When many people think of AI interfaces, they think of chat or voice interactions, which are useful modalities to interact with larger agents. However, for more scoped, scenario-focused AI applications, a conversational agent may not be the best way to help users complete tasks. Our users are doing research online, so I wanted to show them how we build our understanding over time, while also providing a simple and playful interface to navigate.
At Context Scout, we’ve just launched our web extension, the first publicly available AI for the web browser that aids with knowledge work online. Our beta product currently serves recruiters and salespeople who spend hours a day doing research online. This single-sector start helps us prepare our tech to build an intelligent browser by scaling up industry by industry. Unlike at larger companies venturing into AI (such as with my last team, Cortana) scale for a startup like ours needs to be strategic both in sector and design, rather than boiling the ocean. I believe scale should be a measured part of the design and navigation, and the contextual capabilities in this user experience enable that future expansion.
But first, a nod to our Tech
Our software is rooted in knowledge graphs, and our ability to create those for the user as they browse. Explaining the intricacies of this technology would be a detriment to how playful and simple Context Scout is to use, but I still wanted to reference it. My design takes on a molecular nature with the orbiting categories around one focal topic, the same way our knowledge graphs work. While users browse, our knowledge graph grows and simultaneously the categories around the subject of your research grows.
In games like the Sims, certain actionable things can be the subject of various tasks that a user can take, as seen in the below example. We’re currently using our circular tabs to control a view of the content, some of which are actionable. Once Context Scout expands domains and sectors, we’ll be adding more relevant actions to those categories as well. This allows our technology to scale to other views than just simple websites, which we think sets us up well for the future. What gets me excited as a designer, is the uptick in use we saw as our users (who spend hours on the same few websites researching) found our more playful way to navigate information. Most AI interfaces like Siri, Alexa, and Cortana currently have very open input opportunities for users that wait for the user to initiate interactions. Context Scout’s interface lets you discover what contextual actions are available for a particular subject or object, rather than leaving users to guess “can I really say anything to this?”
Our aim with Context Scout, like in the Sims, is that the orbiting buttons show users their options, leaving little to guess at. This is one of the major pitfalls of natural language assistants and reasons most people use Alexa just for an alarm clock.
Making knowledge work fun
Business software is going through a renaissance of more delightful design, and clearly-scoped feature sets. Slack is a great example of this, and it’s a startup we look up to at Context Scout. Most of the users of our product are spending hours a day searching, researching, and vetting information online, and our interface is a more playfully gamified experience to have those research discoveries than traditional search aids. We choose some playful animations to both anticipate the information we’re hunting down, and to reveal more information
Here our new logo animates like origami as our software loads and finds more content. It’s a metaphor for unfolding to see more of the web, revealing a clearer picture over time.
Next is an example of how our categories pop to appear as Context Scout adds to our knowledge graph and builds that circular web of information.

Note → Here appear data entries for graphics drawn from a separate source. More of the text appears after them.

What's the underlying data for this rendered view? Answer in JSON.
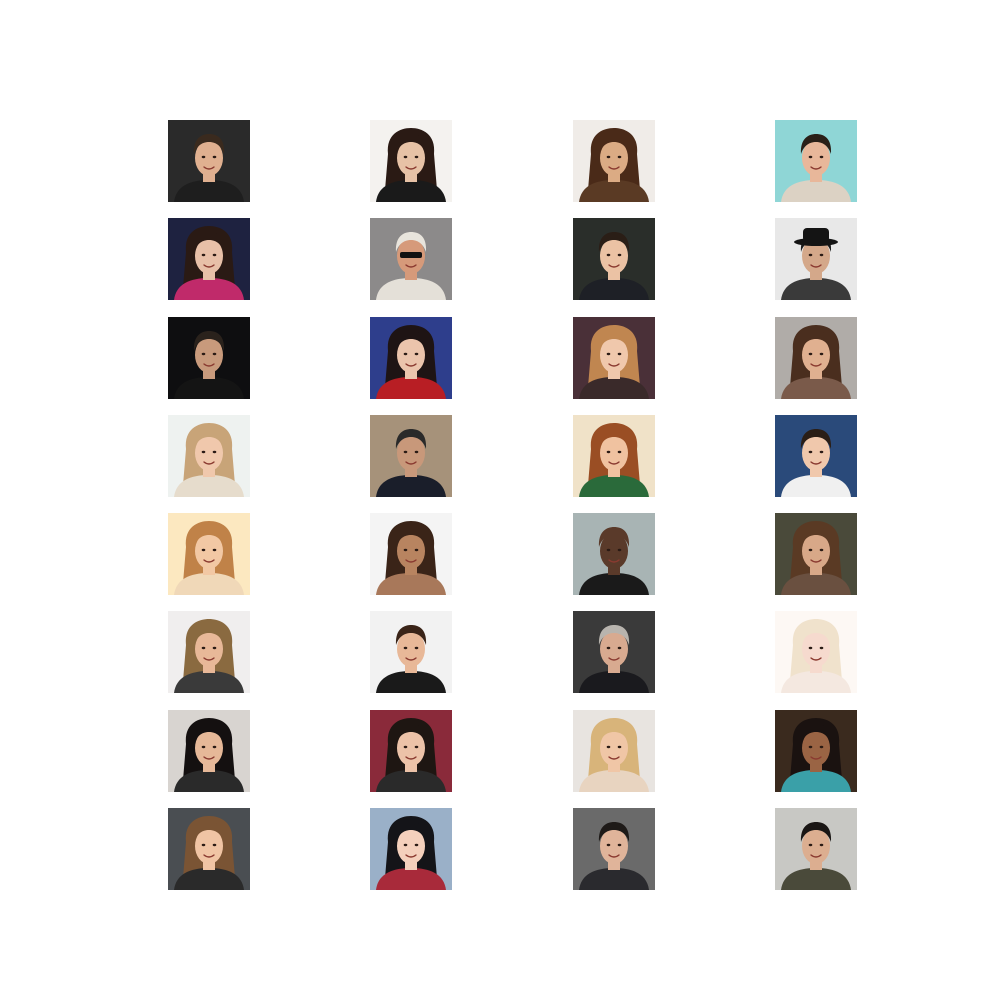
{
  "grid": {
    "rows": 8,
    "cols": 4,
    "background": "#ffffff"
  },
  "tiles": [
    {
      "bg": "#2a2a2a",
      "skin": "#e0b090",
      "hair": "#3a2a1e",
      "shirt": "#1e1e1e",
      "long": false,
      "accessory": "none"
    },
    {
      "bg": "#f4f2ef",
      "skin": "#e7c2a6",
      "hair": "#2a1a14",
      "shirt": "#1a1a1a",
      "long": true,
      "accessory": "none"
    },
    {
      "bg": "#f0ece8",
      "skin": "#dbab84",
      "hair": "#4a2a18",
      "shirt": "#5a3a24",
      "long": true,
      "accessory": "none"
    },
    {
      "bg": "#8fd6d6",
      "skin": "#e8b79a",
      "hair": "#2a2018",
      "shirt": "#dcd2c4",
      "long": false,
      "accessory": "none"
    },
    {
      "bg": "#1e2240",
      "skin": "#e8c0a8",
      "hair": "#2a1a14",
      "shirt": "#c02a6a",
      "long": true,
      "accessory": "none"
    },
    {
      "bg": "#8c8a8a",
      "skin": "#d69a7a",
      "hair": "#e8e4dc",
      "shirt": "#e4e0d8",
      "long": false,
      "accessory": "sunglasses"
    },
    {
      "bg": "#2a2e2a",
      "skin": "#ebc2a4",
      "hair": "#2a1e16",
      "shirt": "#1e2026",
      "long": false,
      "accessory": "none"
    },
    {
      "bg": "#e8e8e8",
      "skin": "#d4a88a",
      "hair": "#1a1a1a",
      "shirt": "#3a3a3a",
      "long": false,
      "accessory": "hat"
    },
    {
      "bg": "#0e0e10",
      "skin": "#c89a7c",
      "hair": "#2a221c",
      "shirt": "#141414",
      "long": false,
      "accessory": "none"
    },
    {
      "bg": "#2e3e8c",
      "skin": "#ebc4ac",
      "hair": "#1e1414",
      "shirt": "#b81e24",
      "long": true,
      "accessory": "none"
    },
    {
      "bg": "#4a3038",
      "skin": "#f0c8ac",
      "hair": "#c08650",
      "shirt": "#3a2a2a",
      "long": true,
      "accessory": "none"
    },
    {
      "bg": "#b0aca8",
      "skin": "#e0b090",
      "hair": "#4a2e1e",
      "shirt": "#7a5a4a",
      "long": true,
      "accessory": "none"
    },
    {
      "bg": "#eef2f0",
      "skin": "#f0c8ac",
      "hair": "#c8a478",
      "shirt": "#e6dccc",
      "long": true,
      "accessory": "none"
    },
    {
      "bg": "#a6927a",
      "skin": "#c8987a",
      "hair": "#2a2a2a",
      "shirt": "#1a1e2a",
      "long": false,
      "accessory": "none"
    },
    {
      "bg": "#f0e2c8",
      "skin": "#f0c2a0",
      "hair": "#9a4e24",
      "shirt": "#2a6a3a",
      "long": true,
      "accessory": "none"
    },
    {
      "bg": "#2a4a7a",
      "skin": "#f0c8ac",
      "hair": "#2a1e16",
      "shirt": "#f0f0f0",
      "long": false,
      "accessory": "none"
    },
    {
      "bg": "#fce8c0",
      "skin": "#f2c8a4",
      "hair": "#c08248",
      "shirt": "#f0d8b8",
      "long": true,
      "accessory": "none"
    },
    {
      "bg": "#f4f4f4",
      "skin": "#b88460",
      "hair": "#3a2418",
      "shirt": "#a8785a",
      "long": true,
      "accessory": "none"
    },
    {
      "bg": "#a8b4b4",
      "skin": "#5a3a2a",
      "hair": "#5a3a2a",
      "shirt": "#1a1a1a",
      "long": false,
      "accessory": "none"
    },
    {
      "bg": "#4a4a3a",
      "skin": "#d8a888",
      "hair": "#5a3a24",
      "shirt": "#6a5040",
      "long": true,
      "accessory": "none"
    },
    {
      "bg": "#f0eeee",
      "skin": "#e8b898",
      "hair": "#8a6a40",
      "shirt": "#3a3a3a",
      "long": true,
      "accessory": "none"
    },
    {
      "bg": "#f2f2f2",
      "skin": "#e8b898",
      "hair": "#3a2418",
      "shirt": "#1a1a1a",
      "long": false,
      "accessory": "none"
    },
    {
      "bg": "#3a3a3a",
      "skin": "#d8aa90",
      "hair": "#b8b4ae",
      "shirt": "#1a1a1e",
      "long": false,
      "accessory": "none"
    },
    {
      "bg": "#fdf8f4",
      "skin": "#f6dace",
      "hair": "#f0e2cc",
      "shirt": "#f4e8e0",
      "long": true,
      "accessory": "none"
    },
    {
      "bg": "#d8d4d0",
      "skin": "#e6b898",
      "hair": "#141010",
      "shirt": "#2a2a2a",
      "long": true,
      "accessory": "none"
    },
    {
      "bg": "#8a2a3a",
      "skin": "#ecc2a8",
      "hair": "#1e1612",
      "shirt": "#2a2a2a",
      "long": true,
      "accessory": "none"
    },
    {
      "bg": "#e8e4e0",
      "skin": "#f0c6a6",
      "hair": "#d8b47a",
      "shirt": "#e8d4c0",
      "long": true,
      "accessory": "none"
    },
    {
      "bg": "#3a2a1e",
      "skin": "#9a6444",
      "hair": "#1a1210",
      "shirt": "#3aa0a8",
      "long": true,
      "accessory": "none"
    },
    {
      "bg": "#4a4e52",
      "skin": "#f0c4a4",
      "hair": "#7a5434",
      "shirt": "#2a2a2a",
      "long": true,
      "accessory": "none"
    },
    {
      "bg": "#9ab0c8",
      "skin": "#f4d0bc",
      "hair": "#141418",
      "shirt": "#a82a3a",
      "long": true,
      "accessory": "none"
    },
    {
      "bg": "#6a6a6a",
      "skin": "#e0b49a",
      "hair": "#1e1a18",
      "shirt": "#2a2a2e",
      "long": false,
      "accessory": "none"
    },
    {
      "bg": "#c8c8c4",
      "skin": "#dcae90",
      "hair": "#1a1614",
      "shirt": "#4a4a3a",
      "long": false,
      "accessory": "none"
    }
  ]
}
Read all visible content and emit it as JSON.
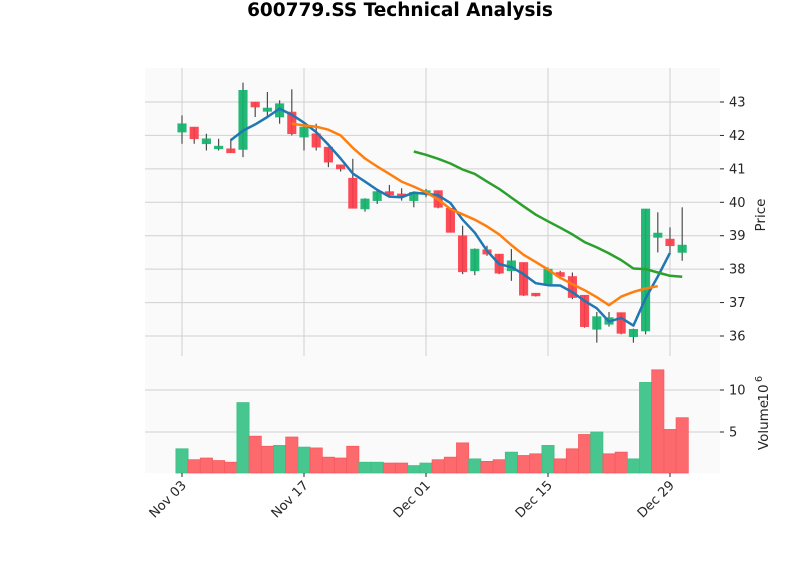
{
  "title": "600779.SS Technical Analysis",
  "colors": {
    "up": "#12b36c",
    "down": "#fc3d49",
    "up_volume": "#48c68f",
    "down_volume": "#fd6a6e",
    "wick": "#4d4d4d",
    "ma5": "#1f77b4",
    "ma10": "#ff7f0e",
    "ma20": "#2ca02c",
    "grid": "#d0d0d0",
    "panel_bg": "#fafafa"
  },
  "chart_data": [
    {
      "type": "candlestick",
      "title": "600779.SS Technical Analysis",
      "ylabel": "Price",
      "ylim": [
        35.6,
        44.0
      ],
      "yticks": [
        36,
        37,
        38,
        39,
        40,
        41,
        42,
        43
      ],
      "xticks": [
        "Nov 03",
        "Nov 17",
        "Dec 01",
        "Dec 15",
        "Dec 29"
      ],
      "xtick_index": [
        0,
        10,
        20,
        30,
        40
      ],
      "grid": true,
      "candles": [
        {
          "o": 42.1,
          "h": 42.6,
          "l": 41.75,
          "c": 42.35
        },
        {
          "o": 42.25,
          "h": 42.25,
          "l": 41.75,
          "c": 41.9
        },
        {
          "o": 41.75,
          "h": 42.05,
          "l": 41.55,
          "c": 41.9
        },
        {
          "o": 41.6,
          "h": 41.9,
          "l": 41.55,
          "c": 41.68
        },
        {
          "o": 41.6,
          "h": 41.9,
          "l": 41.48,
          "c": 41.48
        },
        {
          "o": 41.58,
          "h": 43.58,
          "l": 41.35,
          "c": 43.35
        },
        {
          "o": 43.0,
          "h": 43.0,
          "l": 42.55,
          "c": 42.85
        },
        {
          "o": 42.72,
          "h": 43.3,
          "l": 42.55,
          "c": 42.82
        },
        {
          "o": 42.55,
          "h": 43.05,
          "l": 42.35,
          "c": 42.95
        },
        {
          "o": 42.7,
          "h": 43.38,
          "l": 42.0,
          "c": 42.05
        },
        {
          "o": 41.95,
          "h": 42.35,
          "l": 41.55,
          "c": 42.25
        },
        {
          "o": 42.05,
          "h": 42.35,
          "l": 41.55,
          "c": 41.65
        },
        {
          "o": 41.65,
          "h": 41.65,
          "l": 41.05,
          "c": 41.2
        },
        {
          "o": 41.12,
          "h": 41.12,
          "l": 40.92,
          "c": 41.0
        },
        {
          "o": 40.72,
          "h": 41.3,
          "l": 39.82,
          "c": 39.82
        },
        {
          "o": 39.8,
          "h": 40.12,
          "l": 39.72,
          "c": 40.1
        },
        {
          "o": 40.05,
          "h": 40.35,
          "l": 39.95,
          "c": 40.32
        },
        {
          "o": 40.32,
          "h": 40.52,
          "l": 40.15,
          "c": 40.22
        },
        {
          "o": 40.25,
          "h": 40.42,
          "l": 40.05,
          "c": 40.18
        },
        {
          "o": 40.05,
          "h": 40.3,
          "l": 39.85,
          "c": 40.3
        },
        {
          "o": 40.25,
          "h": 40.4,
          "l": 40.15,
          "c": 40.35
        },
        {
          "o": 40.35,
          "h": 40.35,
          "l": 39.82,
          "c": 39.85
        },
        {
          "o": 39.82,
          "h": 39.82,
          "l": 39.1,
          "c": 39.1
        },
        {
          "o": 39.0,
          "h": 39.3,
          "l": 37.85,
          "c": 37.92
        },
        {
          "o": 37.95,
          "h": 38.62,
          "l": 37.82,
          "c": 38.6
        },
        {
          "o": 38.58,
          "h": 38.7,
          "l": 38.4,
          "c": 38.45
        },
        {
          "o": 38.45,
          "h": 38.45,
          "l": 37.85,
          "c": 37.88
        },
        {
          "o": 37.95,
          "h": 38.6,
          "l": 37.65,
          "c": 38.25
        },
        {
          "o": 38.2,
          "h": 38.2,
          "l": 37.2,
          "c": 37.22
        },
        {
          "o": 37.28,
          "h": 37.28,
          "l": 37.18,
          "c": 37.2
        },
        {
          "o": 37.52,
          "h": 38.05,
          "l": 37.52,
          "c": 38.0
        },
        {
          "o": 37.9,
          "h": 37.95,
          "l": 37.7,
          "c": 37.78
        },
        {
          "o": 37.78,
          "h": 37.9,
          "l": 37.1,
          "c": 37.15
        },
        {
          "o": 37.22,
          "h": 37.22,
          "l": 36.25,
          "c": 36.28
        },
        {
          "o": 36.2,
          "h": 36.72,
          "l": 35.8,
          "c": 36.58
        },
        {
          "o": 36.35,
          "h": 36.72,
          "l": 36.28,
          "c": 36.55
        },
        {
          "o": 36.7,
          "h": 36.7,
          "l": 36.05,
          "c": 36.08
        },
        {
          "o": 35.98,
          "h": 36.22,
          "l": 35.8,
          "c": 36.2
        },
        {
          "o": 36.15,
          "h": 39.8,
          "l": 36.05,
          "c": 39.8
        },
        {
          "o": 38.95,
          "h": 39.7,
          "l": 38.5,
          "c": 39.08
        },
        {
          "o": 38.9,
          "h": 39.25,
          "l": 38.5,
          "c": 38.7
        },
        {
          "o": 38.5,
          "h": 39.85,
          "l": 38.25,
          "c": 38.72
        }
      ],
      "moving_averages": [
        {
          "name": "MA5",
          "color_key": "ma5",
          "start": 4,
          "values": [
            41.86,
            42.14,
            42.33,
            42.55,
            42.8,
            42.62,
            42.38,
            42.1,
            41.72,
            41.31,
            40.86,
            40.62,
            40.37,
            40.17,
            40.15,
            40.29,
            40.25,
            40.21,
            39.98,
            39.48,
            39.09,
            38.55,
            38.15,
            38.06,
            37.85,
            37.58,
            37.52,
            37.51,
            37.31,
            37.05,
            36.83,
            36.43,
            36.54,
            36.31,
            37.13,
            37.78,
            38.49
          ]
        },
        {
          "name": "MA10",
          "color_key": "ma10",
          "start": 9,
          "values": [
            42.35,
            42.3,
            42.26,
            42.17,
            42.0,
            41.63,
            41.31,
            41.07,
            40.85,
            40.62,
            40.47,
            40.3,
            40.08,
            39.8,
            39.64,
            39.48,
            39.28,
            39.04,
            38.72,
            38.43,
            38.21,
            37.99,
            37.74,
            37.55,
            37.37,
            37.16,
            36.92,
            37.18,
            37.32,
            37.42,
            37.49
          ]
        },
        {
          "name": "MA20",
          "color_key": "ma20",
          "start": 19,
          "values": [
            41.52,
            41.42,
            41.3,
            41.16,
            40.98,
            40.85,
            40.62,
            40.4,
            40.14,
            39.88,
            39.63,
            39.43,
            39.24,
            39.04,
            38.81,
            38.65,
            38.47,
            38.27,
            38.02,
            38.0,
            37.9,
            37.8,
            37.77
          ]
        }
      ]
    },
    {
      "type": "bar",
      "ylabel": "Volume",
      "ylabel_scale": "10^6",
      "ylim": [
        0,
        12.8
      ],
      "yticks": [
        5,
        10
      ],
      "values": [
        3.0,
        1.7,
        1.9,
        1.6,
        1.4,
        8.5,
        4.5,
        3.3,
        3.4,
        4.4,
        3.2,
        3.1,
        2.0,
        1.9,
        3.3,
        1.4,
        1.4,
        1.3,
        1.3,
        1.0,
        1.3,
        1.7,
        2.0,
        3.7,
        1.8,
        1.5,
        1.7,
        2.6,
        2.2,
        2.4,
        3.4,
        1.8,
        3.0,
        4.7,
        5.0,
        2.4,
        2.6,
        1.8,
        10.9,
        12.4,
        5.3,
        6.7
      ],
      "up": [
        true,
        false,
        false,
        false,
        false,
        true,
        false,
        false,
        true,
        false,
        true,
        false,
        false,
        false,
        false,
        true,
        true,
        false,
        false,
        true,
        true,
        false,
        false,
        false,
        true,
        false,
        false,
        true,
        false,
        false,
        true,
        false,
        false,
        false,
        true,
        false,
        false,
        true,
        true,
        false,
        false,
        false
      ]
    }
  ],
  "axes": {
    "price_label": "Price",
    "volume_label": "Volume",
    "volume_exponent_base": "10",
    "volume_exponent_power": "6"
  }
}
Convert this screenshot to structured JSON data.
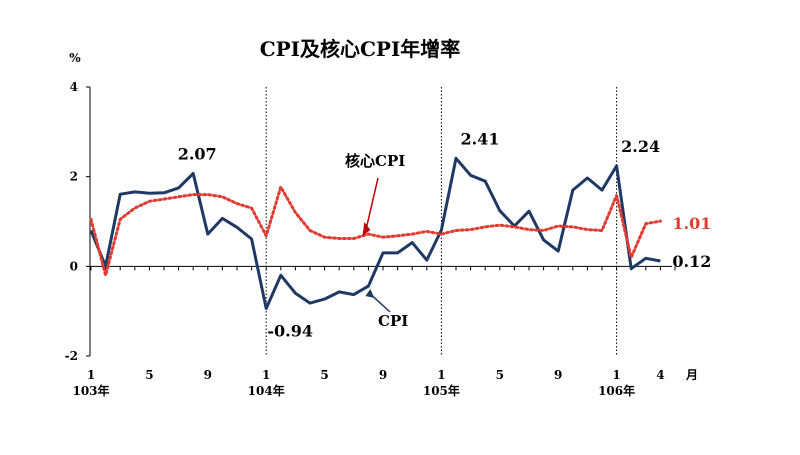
{
  "chart_data": {
    "type": "line",
    "title": "CPI及核心CPI年增率",
    "ylabel": "%",
    "xlabel_unit": "月",
    "ylim": [
      -2,
      4
    ],
    "yticks": [
      "4",
      "2",
      "0",
      "-2"
    ],
    "xtick_months": [
      "1",
      "5",
      "9",
      "1",
      "5",
      "9",
      "1",
      "5",
      "9",
      "1",
      "4"
    ],
    "year_labels": [
      "103年",
      "104年",
      "105年",
      "106年"
    ],
    "x_start": "103年1月",
    "x_end": "106年4月",
    "series": [
      {
        "name": "CPI",
        "color": "#1f3864",
        "style": "solid",
        "values": [
          0.8,
          0.0,
          1.61,
          1.66,
          1.63,
          1.64,
          1.75,
          2.07,
          0.72,
          1.07,
          0.87,
          0.61,
          -0.94,
          -0.2,
          -0.6,
          -0.82,
          -0.73,
          -0.57,
          -0.63,
          -0.44,
          0.3,
          0.3,
          0.53,
          0.14,
          0.81,
          2.41,
          2.03,
          1.9,
          1.24,
          0.9,
          1.23,
          0.59,
          0.34,
          1.7,
          1.97,
          1.7,
          2.24,
          -0.05,
          0.18,
          0.12
        ]
      },
      {
        "name": "核心CPI",
        "color": "#e03c31",
        "style": "dotted",
        "values": [
          1.05,
          -0.2,
          1.05,
          1.3,
          1.45,
          1.5,
          1.55,
          1.6,
          1.6,
          1.55,
          1.4,
          1.3,
          0.68,
          1.77,
          1.2,
          0.8,
          0.65,
          0.62,
          0.62,
          0.72,
          0.65,
          0.68,
          0.72,
          0.78,
          0.72,
          0.8,
          0.82,
          0.88,
          0.92,
          0.88,
          0.82,
          0.8,
          0.9,
          0.88,
          0.82,
          0.8,
          1.58,
          0.2,
          0.95,
          1.01
        ]
      }
    ],
    "annotations": [
      {
        "text": "2.07",
        "index": 7,
        "series": 0,
        "color": "#000000"
      },
      {
        "text": "-0.94",
        "index": 12,
        "series": 0,
        "color": "#000000"
      },
      {
        "text": "2.41",
        "index": 25,
        "series": 0,
        "color": "#000000"
      },
      {
        "text": "2.24",
        "index": 36,
        "series": 0,
        "color": "#000000"
      },
      {
        "text": "0.12",
        "index": 39,
        "series": 0,
        "color": "#000000"
      },
      {
        "text": "1.01",
        "index": 39,
        "series": 1,
        "color": "#e03c31"
      }
    ],
    "series_callouts": [
      {
        "text": "核心CPI",
        "series": 1,
        "index": 19
      },
      {
        "text": "CPI",
        "series": 0,
        "index": 19
      }
    ],
    "year_dividers_at_index": [
      12,
      24,
      36
    ]
  }
}
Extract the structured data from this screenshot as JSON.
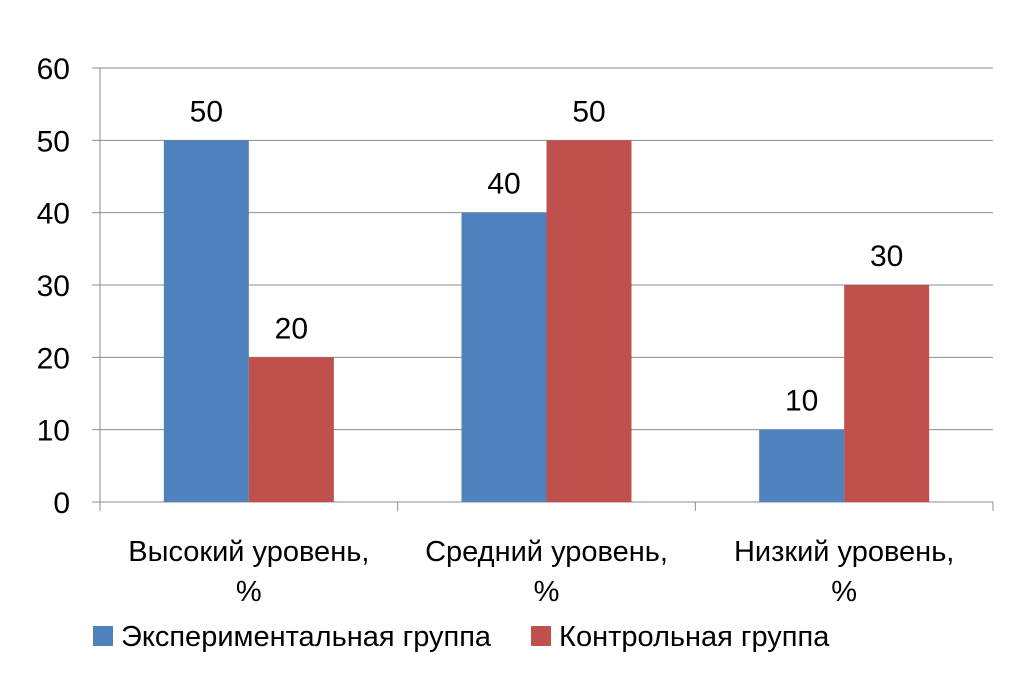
{
  "chart_data": {
    "type": "bar",
    "categories": [
      [
        "Высокий уровень,",
        "%"
      ],
      [
        "Средний уровень,",
        "%"
      ],
      [
        "Низкий уровень,",
        "%"
      ]
    ],
    "series": [
      {
        "name": "Экспериментальная группа",
        "values": [
          50,
          40,
          10
        ],
        "color": "#4F81BD"
      },
      {
        "name": "Контрольная группа",
        "values": [
          20,
          50,
          30
        ],
        "color": "#C0504D"
      }
    ],
    "ylim": [
      0,
      60
    ],
    "yticks": [
      0,
      10,
      20,
      30,
      40,
      50,
      60
    ],
    "grid": true,
    "legend": "bottom",
    "data_labels": true
  }
}
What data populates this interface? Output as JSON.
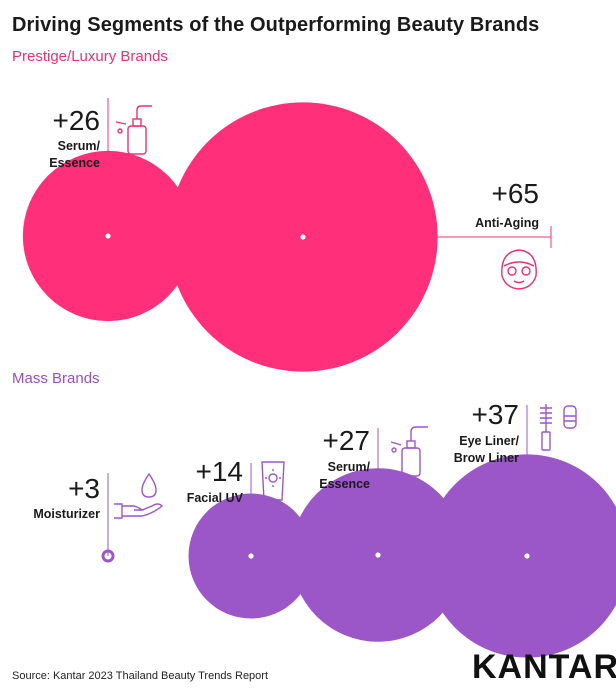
{
  "title": "Driving Segments of the Outperforming Beauty Brands",
  "source": "Source: Kantar 2023 Thailand Beauty Trends Report",
  "logo_text": "KANTAR",
  "colors": {
    "prestige": "#ff2f79",
    "mass": "#9b57c8"
  },
  "chart_data": [
    {
      "type": "bubble",
      "title": "Prestige/Luxury Brands",
      "points": [
        {
          "label": "+26",
          "category": [
            "Serum/",
            "Essence"
          ],
          "value": 26,
          "icon": "serum-dropper-bottle-icon"
        },
        {
          "label": "+65",
          "category": [
            "Anti-Aging"
          ],
          "value": 65,
          "icon": "face-mask-icon"
        }
      ]
    },
    {
      "type": "bubble",
      "title": "Mass Brands",
      "points": [
        {
          "label": "+3",
          "category": [
            "Moisturizer"
          ],
          "value": 3,
          "icon": "hand-drop-icon"
        },
        {
          "label": "+14",
          "category": [
            "Facial UV"
          ],
          "value": 14,
          "icon": "sunscreen-tube-icon"
        },
        {
          "label": "+27",
          "category": [
            "Serum/",
            "Essence"
          ],
          "value": 27,
          "icon": "serum-dropper-bottle-icon"
        },
        {
          "label": "+37",
          "category": [
            "Eye Liner/",
            "Brow Liner"
          ],
          "value": 37,
          "icon": "mascara-liner-icon"
        }
      ]
    }
  ]
}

Where the technology is going
Creating scalable tech doesn’t stop with the back-end, it extends to envisioning and then planning for where the product can go. In larger companies, this is important to avoid learning & re-learning interfaces as the tech evolves, and with smaller companies it’s about helping users and investors take the leap with us about where the tech will lead. As we discuss using Context Scout to offer up contextual actions to users, we also thought about how else our software can help people. If you were for example, using Context Scout to generate leads at work, you may have Context Scout running with the focal point of your task being a particular company. In your free time however, that focal point could be a bag you’re thinking of purchasing. The modular interface, like our knowledge graphs, grows and adapts based on each individual task that you’re doing online.
Rather than teach and re-teach a user how to use AI elements as UI changes to adapt to new technologies, I think its important to lay the groundwork early. Augmented and Mixed Reality are directions we can see Context Scout going in the future. When we think about the future of the web, we have plans to overlay content we find directly on pages. What we are building is an intelligence layer, and as we work next towards UI on top of (not just alongside) your content, we chose to envision where that could take us. Below is an exploration of how this design could recognize images in an environment, and how users could interact with the information we source.
This is just the start. Soon we’ll announce our plans for more contextual insights as they’re tied directly onto content on the page. For now, we’re giving our users a more playful way to interact with the information we source for them, growing our knowledge graph, and expanding their research as they explore the web. The shared metaphor of our knowledge graph technology and the molecular growth of new categories is something I feel is core to our company identity, and thus our product identity. In completing Context Scout’s UX update, we have a solution that is scoped for current users’ needs, yet also sets up a framework for scale in both sector and modality — a win-win for any startup.